2) Bu, "Bizim bu izahı yapmamız ve bu ahkâmı öğretmemiz, sizin, şeriatıyla amel etme hususunda Allah ve Resulünü tasdik etmemiz; zıhârı en güçlü boşanma şekli kılma biçimindeki câhiliyye adetine devam etmemiz içindir..." demektir.
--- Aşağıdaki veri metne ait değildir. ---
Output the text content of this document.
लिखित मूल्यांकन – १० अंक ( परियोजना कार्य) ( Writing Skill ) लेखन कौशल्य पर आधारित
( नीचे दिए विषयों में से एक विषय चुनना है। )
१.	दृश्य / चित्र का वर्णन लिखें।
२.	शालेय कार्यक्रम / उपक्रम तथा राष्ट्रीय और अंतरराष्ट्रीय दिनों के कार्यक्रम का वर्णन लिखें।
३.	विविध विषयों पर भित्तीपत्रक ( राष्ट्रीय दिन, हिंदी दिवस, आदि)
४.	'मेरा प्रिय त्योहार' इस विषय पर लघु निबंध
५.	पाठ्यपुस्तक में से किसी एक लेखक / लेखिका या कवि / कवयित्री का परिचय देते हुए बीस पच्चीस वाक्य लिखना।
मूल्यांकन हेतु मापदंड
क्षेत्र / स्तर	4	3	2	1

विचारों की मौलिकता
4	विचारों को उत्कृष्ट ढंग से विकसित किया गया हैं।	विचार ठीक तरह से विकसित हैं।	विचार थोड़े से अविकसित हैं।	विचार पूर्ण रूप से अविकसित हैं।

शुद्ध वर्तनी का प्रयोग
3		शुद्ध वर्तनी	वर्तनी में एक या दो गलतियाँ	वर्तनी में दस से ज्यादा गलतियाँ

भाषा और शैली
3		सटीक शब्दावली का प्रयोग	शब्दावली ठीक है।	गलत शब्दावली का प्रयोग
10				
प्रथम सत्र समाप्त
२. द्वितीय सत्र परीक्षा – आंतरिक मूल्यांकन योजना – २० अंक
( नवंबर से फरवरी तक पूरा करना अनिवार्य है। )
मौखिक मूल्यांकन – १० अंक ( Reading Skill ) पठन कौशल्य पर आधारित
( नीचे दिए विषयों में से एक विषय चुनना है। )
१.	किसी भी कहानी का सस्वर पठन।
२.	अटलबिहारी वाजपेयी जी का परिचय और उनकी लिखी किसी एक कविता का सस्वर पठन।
Bu ifadeyle ilgili birkaç mesele vardır:

Birinci Mesele

Mu'tezile, ayetteki "iman etmekte olduğunuz için..." ifâdesini, Allah'ın fiillerini gaye ve sebeplere bağlı olduğu ve O'nun gayesinin ise, mü'minlerin Allah'a iman edip, daha önce bulundukları câhüiyye dönemindeki küfür halinde bulunmamaları olduğuna delâlet ettiği hususunda hüccet getirmişlerdir. Bu da, Allahü teâlâ'nın, onlardan imam ve küfür etmemeyi murad ettiğine delâlet eder.

İkinci Mesele

Ameli imandan addeden kimse, bu ayetle İstidlal etmiş ve "Allahü teâlâ onlara bu amelleri emretmiş ve onlara bunları bu amelleri yapmak suretiyle mü'min olmaları için, emrettiğini beyan etmiştir. Binâenaleyh, ayet-i kerime, amelin imandan bir cüz olduğuna delâlet eder" demiştir. Bunu kabul etmeyenler ise, "Allahü teâlâ, "Bu, bu şeyleri yapmak suretiyle, Allah'a iman etmiş olmanız içindir.." dememiştir. Biz, bunun manasının, "Bu, bu hükümleri kabul etmek içindir..." şeklinde olduğunu söylüyoruz. Sonra, Cenâb-ı Hakk, bu kimseler için tâatın gerekli olduğunu tekîdle beyân ederek, "Bunlar Allah'ın sınırlarıdır. Kâfirler içinse, yani bunları İnkâr eden ve yalanlayan kimseler içinse, elem verici bir azâb vardır" buyurmuştur" der..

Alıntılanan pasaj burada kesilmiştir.